Ex-presidential candidate urges students to organize
Former presidential candidate Howard Dean visited campus Tuesday to drum up Democratic support in New Mexico.
Students gathered in the SUB Theater to hear Dean speak about national issues including health care and political participation.
“Being in a democracy requires obligations, not just freedoms,” Dean said. “I don’t like talking about freedom, because people always want to talk about their rights and they never want to talk about their responsibilities. Freedom isn’t free. What freedom demands of us is working at it. Democracy is a human invention, and like every other human invention, if you don’t nurture it, it dies.”
B. Lee Drake, national chair of the College Democrats of America, said he hopes Dean’s appearance will inspire students to realize their potential.
“I’m hoping they will walk away with a realization that these are real people and get the sense that it is possible,” the UNM graduate student said. “This allows us to broadcast to students what they are capable of. I’m hoping it will send a strong message to students that we all have the capability to do great things.”
Consistent political involvement makes the government the best it can be, Dean said, so students should get involved.
UNM student Miranda Aragon said she was excited to see Dean in person.
“I think it’s important that you listen to good speakers and political figures that you see in the media and hear them first-hand and see what they have to say,” she said. “We need to understand what is going on in politics. I think it’s important to be able to ask them questions and understand where they are coming from.”
Dean’s visit could rekindle UNM student activism, said Melissa Trent, vice president of UNM College Democrats.
“It’s a great chance to see someone that has worked on such a huge national level,” she said. “Students will get to learn from an inside source what the Democratic Party is about and how important it is to be engaged in politics no matter what party you are in.”
Student Angie Poss said governmental success is dependent on communal participation.
“I don’t think enough people are involved in politics. You need to know what’s going on in your country,” she said. “Events like this benefit us by allowing us to know how we can get involved and help our community to make the changes we think are necessary to make the New Mexico government better.”
The economy is on its way to recovery, Dean said, but it will not improve without some forceful nudging from Americans.

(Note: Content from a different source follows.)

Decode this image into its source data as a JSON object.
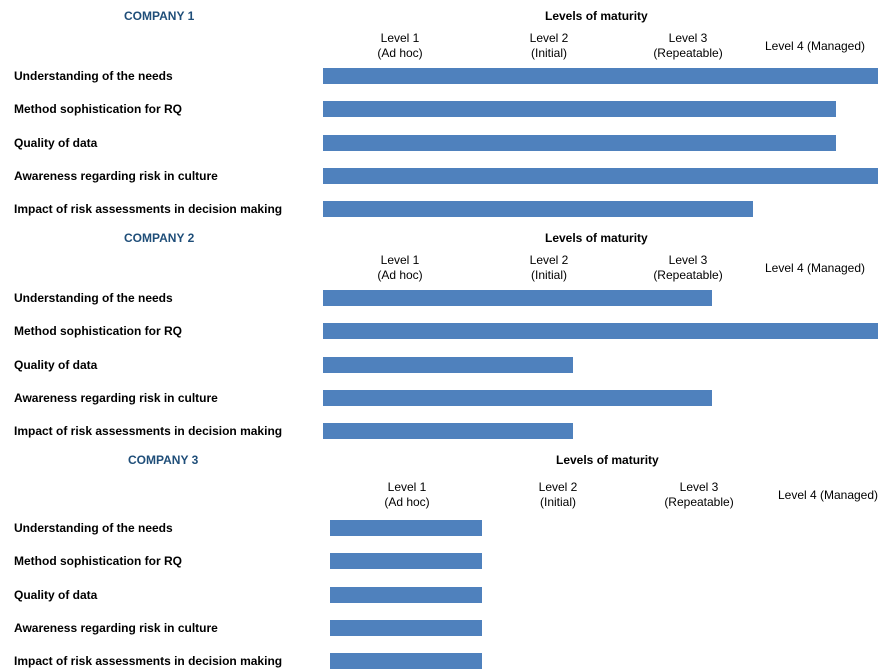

“This economy is going to get better and is already getting better, but we can’t have a generation of people who have to spend eight years in higher education because they can’t get jobs anywhere,” he said. “The only way that gets better is to say to the people that are taking our money, ‘I want you to invest this money in America and not push it back and forth in Wall Street.’”
Drake said that if students don’t get involved, the government will push them around.
“If we aren’t active, they aren’t afraid of us, and if they aren’t afraid of us, they can make us their scapegoats,” he said. “It is absolutely critical to be involved, because otherwise we’ll take a larger hit. Our political system is arranged so that all of us have the power to affect the government and advocate for ourselves.”
Social change begins from the bottom up, Dean said, and everyone should participate.
“We do have the power. The question is whether we are willing to use it or not. In order to use it depends on our willingness to stick to it,” he said. “We can do it — state by state and community by community.”